We were allowed to join a crowd of about 75 elected officials, civil servants, and journalists who looked at a state-of-the-art weir on the Tongue River that had been built by the Padlock Ranch. An official from the Natural Resources Conservation Service explained that the weir, in the shape of a flying V headed upstream, allowed fish through and caused much less bacteria build-up than does an old-fashioned straight-line dam. With this design innovation, the Ranch gets the impoundment it needs for irrigation, and the river gets healthier. It will take years to convert all the weirs in Wyoming, but they’re working on it.
Later the group visited large easements on the front of the Bighorns that have been negotiated by the Nature Conservancy and the Wyoming Stock Growers Association. Bo Bowman of the Growers Association said that a lot of ranchers are eager to put easements on their land; they don’t like sprawl and ranchettes any more than the tree-huggers do.
We met Governor Freudenthal as he was getting back on the bus. He listened politely as we explained that we were riding across the country to raise money for a Land Trust. I complimented him on the wide highway shoulders we found in Wyoming, quite a contrast to the wretched roads of Montana, and he replied, “Yes, we do that, and we have a speed limit too.” Jim said that most Wyoming residents swung politely into the far lane when they passed us. The governor nodded his approval, then said, “We’re pretty nice, but there are still a couple of wing nuts out there. You fellas be careful.”
We tried to avoid the Interstate by going onto a paved road, but it turned into a dirt road. Just as we were getting ready to turn around I noticed a water tower with the word “ACME” painted on it. We rode closer and saw that the tower stood next to an abandoned factory. I explained to Jim that this must have been the factory that produced all the materials Wile E. Coyote used to try to get the Road Runner, and that we had stumbled onto our second find of the day, since this was an important site in Cartoon History. He didn’t say anything, just turned around and headed back to the Interstate.
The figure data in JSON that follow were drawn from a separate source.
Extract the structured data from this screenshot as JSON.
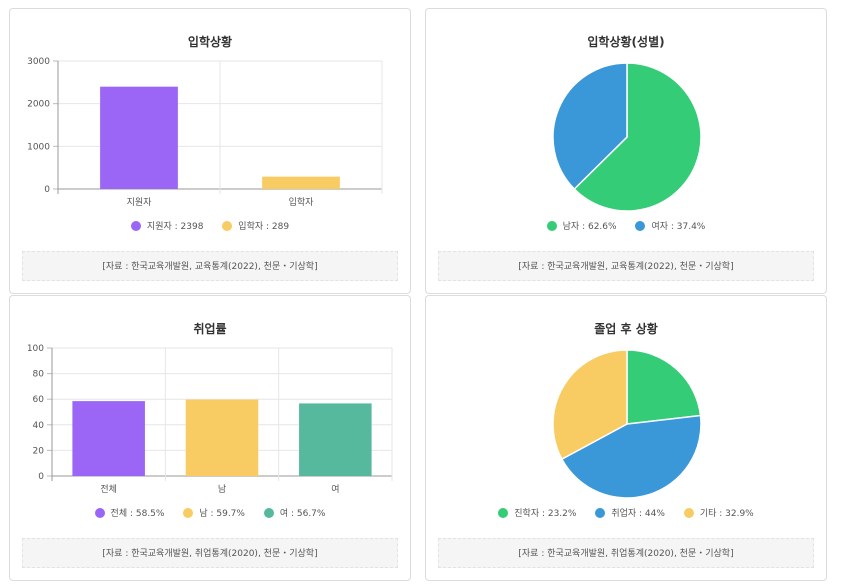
{
  "cards": [
    {
      "title": "입학상황",
      "source": "[자료 : 한국교육개발원, 교육통계(2022), 천문・기상학]",
      "legend": [
        {
          "label": "지원자 : 2398",
          "color": "#9b66f5"
        },
        {
          "label": "입학자 : 289",
          "color": "#f8cc63"
        }
      ]
    },
    {
      "title": "입학상황(성별)",
      "source": "[자료 : 한국교육개발원, 교육통계(2022), 천문・기상학]",
      "legend": [
        {
          "label": "남자 : 62.6%",
          "color": "#34cc76"
        },
        {
          "label": "여자 : 37.4%",
          "color": "#3b98d8"
        }
      ]
    },
    {
      "title": "취업률",
      "source": "[자료 : 한국교육개발원, 취업통계(2020), 천문・기상학]",
      "legend": [
        {
          "label": "전체 : 58.5%",
          "color": "#9b66f5"
        },
        {
          "label": "남 : 59.7%",
          "color": "#f8cc63"
        },
        {
          "label": "여 : 56.7%",
          "color": "#56b99e"
        }
      ]
    },
    {
      "title": "졸업 후 상황",
      "source": "[자료 : 한국교육개발원, 취업통계(2020), 천문・기상학]",
      "legend": [
        {
          "label": "진학자 : 23.2%",
          "color": "#34cc76"
        },
        {
          "label": "취업자 : 44%",
          "color": "#3b98d8"
        },
        {
          "label": "기타 : 32.9%",
          "color": "#f8cc63"
        }
      ]
    }
  ],
  "chart_data": [
    {
      "type": "bar",
      "title": "입학상황",
      "categories": [
        "지원자",
        "입학자"
      ],
      "values": [
        2398,
        289
      ],
      "colors": [
        "#9b66f5",
        "#f8cc63"
      ],
      "ylim": [
        0,
        3000
      ],
      "yticks": [
        "0",
        "1000",
        "2000",
        "3000"
      ],
      "grid": true,
      "legend": "bottom"
    },
    {
      "type": "pie",
      "title": "입학상황(성별)",
      "labels": [
        "남자",
        "여자"
      ],
      "values": [
        62.6,
        37.4
      ],
      "colors": [
        "#34cc76",
        "#3b98d8"
      ],
      "legend": "bottom"
    },
    {
      "type": "bar",
      "title": "취업률",
      "categories": [
        "전체",
        "남",
        "여"
      ],
      "values": [
        58.5,
        59.7,
        56.7
      ],
      "colors": [
        "#9b66f5",
        "#f8cc63",
        "#56b99e"
      ],
      "ylim": [
        0,
        100
      ],
      "yticks": [
        "0",
        "20",
        "40",
        "60",
        "80",
        "100"
      ],
      "grid": true,
      "legend": "bottom"
    },
    {
      "type": "pie",
      "title": "졸업 후 상황",
      "labels": [
        "진학자",
        "취업자",
        "기타"
      ],
      "values": [
        23.2,
        44,
        32.9
      ],
      "colors": [
        "#34cc76",
        "#3b98d8",
        "#f8cc63"
      ],
      "legend": "bottom"
    }
  ]
}
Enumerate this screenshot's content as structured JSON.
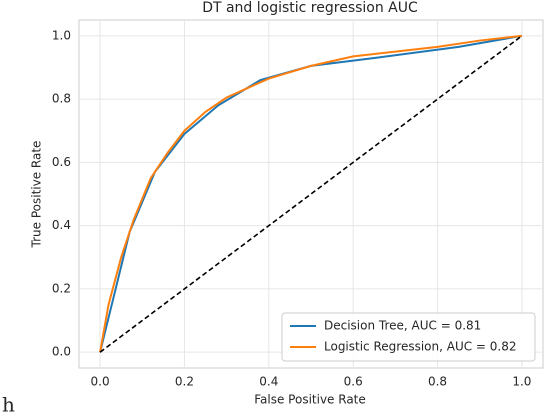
{
  "chart_data": {
    "type": "line",
    "title": "DT and logistic regression AUC",
    "x_label": "False Positive Rate",
    "y_label": "True Positive Rate",
    "xlim": [
      -0.05,
      1.05
    ],
    "ylim": [
      -0.05,
      1.05
    ],
    "xticks": [
      {
        "value": 0,
        "label": "0.0"
      },
      0.2,
      0.4,
      0.6,
      0.8,
      {
        "value": 1,
        "label": "1.0"
      }
    ],
    "yticks": [
      {
        "value": 0,
        "label": "0.0"
      },
      0.2,
      0.4,
      0.6,
      0.8,
      {
        "value": 1,
        "label": "1.0"
      }
    ],
    "grid": true,
    "legend": "lower right",
    "series": [
      {
        "name": "Decision Tree, AUC = 0.81",
        "color": "#1f77b4",
        "x": [
          0,
          0.07,
          0.13,
          0.2,
          0.28,
          0.38,
          0.5,
          0.65,
          0.85,
          1
        ],
        "values": [
          0,
          0.38,
          0.57,
          0.69,
          0.78,
          0.86,
          0.905,
          0.93,
          0.965,
          1
        ]
      },
      {
        "name": "Logistic Regression, AUC = 0.82",
        "color": "#ff7f0e",
        "x": [
          0,
          0.02,
          0.05,
          0.08,
          0.12,
          0.16,
          0.2,
          0.25,
          0.3,
          0.4,
          0.5,
          0.6,
          0.7,
          0.8,
          0.9,
          1
        ],
        "values": [
          0,
          0.15,
          0.3,
          0.42,
          0.55,
          0.63,
          0.7,
          0.76,
          0.805,
          0.865,
          0.905,
          0.935,
          0.95,
          0.965,
          0.985,
          1
        ]
      }
    ],
    "reference_line": {
      "x": [
        0,
        1
      ],
      "values": [
        0,
        1
      ],
      "color": "#000000"
    }
  },
  "stray_text": "h"
}
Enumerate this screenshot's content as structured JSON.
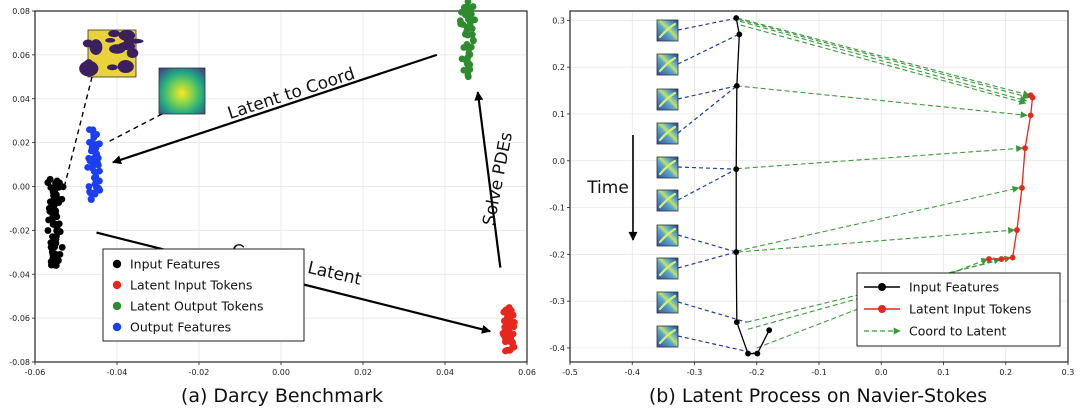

We only had to ride on I-90 for a mile or two before we found another two-lane road that took us into Sheridan. Jeff Stine and Al Mason of Back Country Bicycles (bcbicycles@bresnan.net) spent an hour on my Bianchi and installed a stout new 36-spoke touring rim on the rear wheel, as well as a new chain and rear “cassette” (the thing with all the gears). The bike feels great now, and they showed admirable skill and good humor. They have two nice shop dogs, too. Thanks, guys!
After we met with volunteers from the Sheridan Community Land Trust (see separate post), we left town around 4pm with 27 miles to go to our destination. There are no towns or campgrounds in the 115 miles of U.S Route 14 between Sheridan and Gillette, and no public land either, but there is one ranch at a crossroads called Ucross. We reserved rooms there, hoping they’d be nice, and headed out.
After a 500-foot climb up Jim Creek Hill, we headed through the Piney Creek Valley. Redtail hawks were hunting in the lengthening sunlight. We rode past huge ranches with proud old stone barns and homes, big cottonwood trees, and high cirrus clouds building back toward Sheridan. We saw the first rattlesnake of the trip sunning himself on the road. The light got more golden, the scenery more beautiful, the highway smoother and flatter. At mile 27 we turned into The Ranch At Ucross, which exceeded our expectations. After a wonderful meal (with real china!) in the dining room and several hours of blogging, we slept (in real beds!) soundly.
One reply on “Days 28 & 29: Bighorn Mountains to Ucross, WY”
I’m relieved that you have crossed the Big Horns, but ever so briefly I thought that you would be able to tell me what ACME stands for!